Parker worked as a battery engineer for Tesla’s Model 3 and became interested in RVs while doing a side project to electrify food trucks. In 2020, he rented a Winnebago for a three-month tour of the American West: “It was one part soul searching, one part business research,” he says. 

He launched Lightship from the road and has since raised $27 million from investors, including Prelude Ventures, Obvious Ventures, and Congruent Ventures. A prototype is expected this spring.

Shortening Time from Diagnosis to Treatment

Burklund, 28, is chief technology officer for Nanopath, the Cambridge, Mass-based company she co-founded with Amogha Tadimety Th'20, where she is pioneering molecular diagnostic technology to improve women's health and save lives.

Nanopath, which spun out of Burklund and Tadimety's research at Dartmouth, is developing tools designed for the complex physiology of female bodies, including diagnostic tools for pelvic and gynecologic infections that provide actionable information within a single visit to clinicians, so patients can begin immediate treatment.

Recently, the company closed a series A funding round of $10 million, bringing its total funding to $11.5 million. Burklund earned her PhD in engineering sciences from Dartmouth, her MEng in bioengineering from University of California, Berkeley, and her BS in biomolecular and chemical engineering from Johns Hopkins University.

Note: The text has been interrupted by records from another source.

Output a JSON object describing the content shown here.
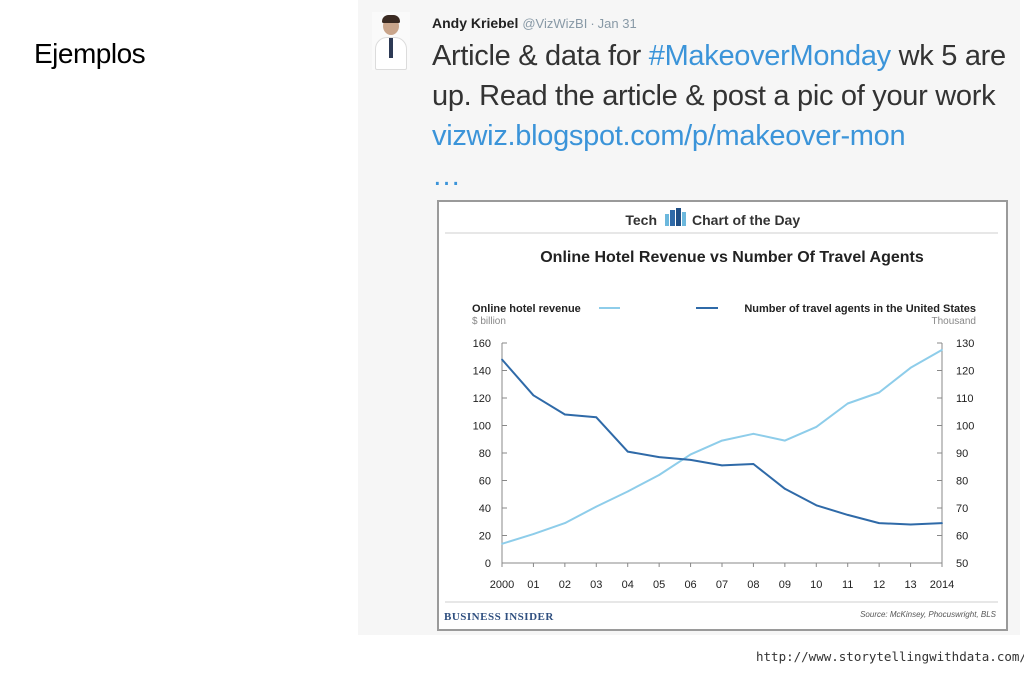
{
  "slide": {
    "title": "Ejemplos"
  },
  "tweet": {
    "author": "Andy Kriebel",
    "handle": "@VizWizBI",
    "separator": "·",
    "date": "Jan 31",
    "text_1": "Article & data for ",
    "hashtag": "#MakeoverMonday",
    "text_2": " wk 5 are up. Read the article & post a pic of your work ",
    "link": "vizwiz.blogspot.com/p/makeover-mon",
    "ellipsis": "…"
  },
  "card": {
    "brand_left": "Tech",
    "brand_right": "Chart of the Day",
    "footer_brand": "BUSINESS INSIDER",
    "source": "Source: McKinsey, Phocuswright, BLS"
  },
  "chart_data": {
    "type": "line",
    "title": "Online Hotel Revenue vs Number Of Travel Agents",
    "x_tick_labels": [
      "2000",
      "01",
      "02",
      "03",
      "04",
      "05",
      "06",
      "07",
      "08",
      "09",
      "10",
      "11",
      "12",
      "13",
      "2014"
    ],
    "x": [
      2000,
      2001,
      2002,
      2003,
      2004,
      2005,
      2006,
      2007,
      2008,
      2009,
      2010,
      2011,
      2012,
      2013,
      2014
    ],
    "y_left": {
      "label": "Online hotel revenue",
      "unit": "$ billion",
      "lim": [
        0,
        160
      ],
      "ticks": [
        0,
        20,
        40,
        60,
        80,
        100,
        120,
        140,
        160
      ]
    },
    "y_right": {
      "label": "Number of travel agents in the United States",
      "unit": "Thousand",
      "lim": [
        50,
        130
      ],
      "ticks": [
        50,
        60,
        70,
        80,
        90,
        100,
        110,
        120,
        130
      ]
    },
    "series": [
      {
        "name": "Online hotel revenue",
        "axis": "left",
        "color": "#8ecdea",
        "values": [
          14,
          21,
          29,
          41,
          52,
          64,
          79,
          89,
          94,
          89,
          99,
          116,
          124,
          142,
          155
        ]
      },
      {
        "name": "Number of travel agents in the United States",
        "axis": "right",
        "color": "#2f6aa8",
        "values": [
          124,
          111,
          104,
          103,
          90.5,
          88.5,
          87.5,
          85.5,
          86,
          77,
          71,
          67.5,
          64.5,
          64,
          64.5
        ]
      }
    ],
    "grid": false,
    "legend": "top"
  }
}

Empowering Youth for STEM-Related Music Careers

Raychowdhury, 29, currently a senior product manager at Sony Music Entertainment's data strategy group, helped launched data-driven analytic tools for artists and label executives. More recently, Raychowdhury, who leverages his engineering skills and technical leadership daily in his work, recognized the growing need for STEM skills in the music industry.

He helped conceive and now co-leads Sony's STEM leadership program, which launched in 2021 with the non-profit STEM Kids NYC, to introduce and improve STEM pathways into music careers for underserved New York City youths. 

Raychowdhury earned his MEM from Dartmouth and his BS in electrical engineering from Boston University.